“Nee, nee. It comes to the same thing, I tell you, and if you miss you can go on shooting until you raak. I know I shan’t miss. Maagtig, kerel! What are you doing? Put away that pipe!”
But Hermanus protested he was not going to do without his smoke for all the adjectival English in Africa or in England either, and it took at least ten minutes of his confederate’s time and talk to persuade him that not only the spark but the smoke of a pipe was visible for any distance in the clear, yet half-gloomy atmosphere then prevailing. For the leaden lour of the heavens pointed to the coming of a storm.
In effect the surroundings were very much in harmony with the dark deed of blood which these two miscreants were here to perpetrate. The wild and rugged recesses of the Wildschutsbergen, sparsely inhabited and but seldom travelled, spread around in grim, forbidding desolation. Great krantzes towered skyward, rearing up from the apex of smooth boulder-strewn grass slopes, and here and there a lofty coffee-canister shaped cone, turret-headed, and belted round with the same smooth cliff-face, stood like a giant sentinel.

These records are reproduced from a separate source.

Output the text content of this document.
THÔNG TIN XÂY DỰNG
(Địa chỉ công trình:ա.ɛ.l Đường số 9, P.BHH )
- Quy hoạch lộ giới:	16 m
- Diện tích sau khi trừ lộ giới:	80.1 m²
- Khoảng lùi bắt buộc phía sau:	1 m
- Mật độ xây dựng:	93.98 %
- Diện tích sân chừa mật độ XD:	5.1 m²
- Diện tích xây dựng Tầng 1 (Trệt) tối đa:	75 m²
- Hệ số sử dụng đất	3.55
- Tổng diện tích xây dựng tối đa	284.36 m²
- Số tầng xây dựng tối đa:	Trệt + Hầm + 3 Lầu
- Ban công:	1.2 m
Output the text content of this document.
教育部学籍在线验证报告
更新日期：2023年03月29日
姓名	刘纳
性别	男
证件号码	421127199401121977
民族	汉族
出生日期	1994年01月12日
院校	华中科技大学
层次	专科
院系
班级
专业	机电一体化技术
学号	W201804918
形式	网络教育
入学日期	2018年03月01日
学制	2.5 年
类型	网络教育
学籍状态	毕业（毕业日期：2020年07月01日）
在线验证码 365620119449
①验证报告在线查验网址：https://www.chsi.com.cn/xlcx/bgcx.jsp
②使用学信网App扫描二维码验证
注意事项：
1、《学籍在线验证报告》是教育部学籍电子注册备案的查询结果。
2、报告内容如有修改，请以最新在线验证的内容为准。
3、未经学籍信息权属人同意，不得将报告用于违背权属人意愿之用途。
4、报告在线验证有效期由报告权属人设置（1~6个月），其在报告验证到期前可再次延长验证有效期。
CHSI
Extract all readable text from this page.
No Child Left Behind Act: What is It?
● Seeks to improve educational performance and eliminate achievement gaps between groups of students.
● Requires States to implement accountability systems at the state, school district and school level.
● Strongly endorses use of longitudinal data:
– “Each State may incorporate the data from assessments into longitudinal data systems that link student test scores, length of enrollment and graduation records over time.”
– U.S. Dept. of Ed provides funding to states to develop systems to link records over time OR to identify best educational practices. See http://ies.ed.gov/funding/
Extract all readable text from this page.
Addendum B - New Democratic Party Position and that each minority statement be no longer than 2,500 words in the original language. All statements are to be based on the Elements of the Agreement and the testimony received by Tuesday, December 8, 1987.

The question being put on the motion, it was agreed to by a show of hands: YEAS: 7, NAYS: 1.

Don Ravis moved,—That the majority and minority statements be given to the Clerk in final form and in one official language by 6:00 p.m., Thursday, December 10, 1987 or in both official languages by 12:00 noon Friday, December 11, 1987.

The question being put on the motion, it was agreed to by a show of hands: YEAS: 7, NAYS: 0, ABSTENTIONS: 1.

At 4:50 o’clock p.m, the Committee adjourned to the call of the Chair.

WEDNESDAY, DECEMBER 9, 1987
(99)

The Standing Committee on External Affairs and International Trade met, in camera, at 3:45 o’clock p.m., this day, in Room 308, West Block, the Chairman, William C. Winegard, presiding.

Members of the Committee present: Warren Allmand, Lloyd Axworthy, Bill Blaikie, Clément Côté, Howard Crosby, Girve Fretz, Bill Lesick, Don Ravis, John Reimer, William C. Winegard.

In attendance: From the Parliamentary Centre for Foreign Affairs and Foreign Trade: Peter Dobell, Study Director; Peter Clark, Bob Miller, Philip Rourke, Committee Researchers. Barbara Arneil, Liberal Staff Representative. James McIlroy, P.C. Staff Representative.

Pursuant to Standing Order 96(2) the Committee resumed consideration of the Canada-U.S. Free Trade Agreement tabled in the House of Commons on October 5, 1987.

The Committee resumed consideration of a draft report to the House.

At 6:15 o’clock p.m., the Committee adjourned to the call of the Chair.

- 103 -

Below, the valleys, deep and rugged, seamed with dongas, and that through which the track lay, skirting the now dry bed of the Sneeuw River. No sign of life was upon this abode of desolation; no grazing flock, or stray klompje of horses, not even a bird, springing chirruping from the grass; and away yonder the further crags stood against a background of inky cloud, which, gradually working nearer, amid low mutterings of thunder, was bringing the storm which should act as accomplice in hiding the slain victims of the two ambushed murderers.
“That is right,” chuckled Gideon Roux, rubbing his hands. “The river will come down to-night like the devil. By this time to-morrow the Englishman and his Hottentot will be nearly at the sea. It is hundreds of miles off, but a flooded river travels as quick as a train.”
“What if they are stranded half-way?” said the other, with an evil sneer.
“Then the jackals will eat them. Either way it matters nothing.”
Darker and darker it grew. The storm cloud began to throw out loose masses of flying scud, through which the moon now and again shone out in fitful gleam. Still, to these two their prey came not in sight.
“I like not this,” growled Hermanus. “This is no light to shoot by. We may miss one or both, and to miss one is as bad as to miss both. Besides, the river may not take them down after all. We two may be hanged for to-night’s work, Gideon.”
“Hanged? Oh, yes! See now, Mani, why I would have it done with Mausers. Their bullet makes a small hole, our Martini bullet makes a large hole. And there is not a Mauser or a Lee-Metford in the Wildschutsberg. Afterwards our guns are examined, and they are the old Martinis. Our bullet does not fit the hole. Now, do you not see, you eselkop?”
“Ja, I see. But—stil, man. Here they come.”